Russland bereitet sich auf einen großen Schritt in der Welt der biometrischen Zahlungen vor. In der zweiten Hälfte des Jahres 2025 wird ein einheitliches Zahlungssystem mit Gesichtserkennung eingeführt. Diese Initiative, die von Sber und NSPK geleitet wird, soll einen nationalen Standard schaffen und Zahlungen ohne physische Karten einfacher und zugänglicher machen.
Sber und NSPK bündeln ihre Kräfte für Interoperabilität
Derzeit haben Sber, die größte Bank Russlands, und NSPK, der Betreiber des Mir-Zahlungssystems, jeweils ihre eigenen Gesichtserkennungssysteme. Diese Systeme arbeiten jedoch nicht zusammen, sodass Kunden auf die Terminals ihrer eigenen Bank beschränkt sind. Dies beeinträchtigt die Benutzerfreundlichkeit und macht den Registrierungsprozess umständlich.

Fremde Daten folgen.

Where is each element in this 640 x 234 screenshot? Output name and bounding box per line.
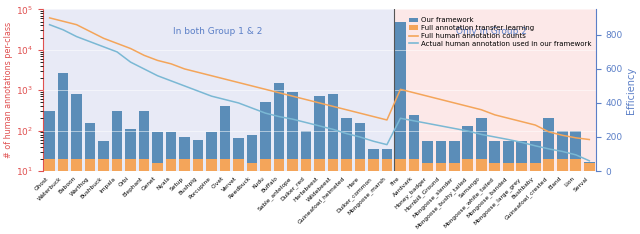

Durch den Aufbau einer gemeinsamen Infrastruktur wollen beide Parteien diese Einschränkungen beseitigen. Sobald das neue System in Betrieb ist, können Kunden aller russischen Banken ihre biometrischen Daten über die eigene Bank-App registrieren und Zahlungen an allen angeschlossenen Terminals vornehmen.
Sber plant, Gesichtserkennungstechnologie in bis zu 2 Millionen Terminals in ganz Russland zu implementieren. Dies soll sicherstellen, dass mindestens 50 % aller Bankterminals biometrische Zahlungen unterstützen. Die Zentralbank Russlands unterstützt das Projekt und betrachtet biometrische Identifikation als eine wichtige Entwicklung für die Zukunft von Zahlungssystemen.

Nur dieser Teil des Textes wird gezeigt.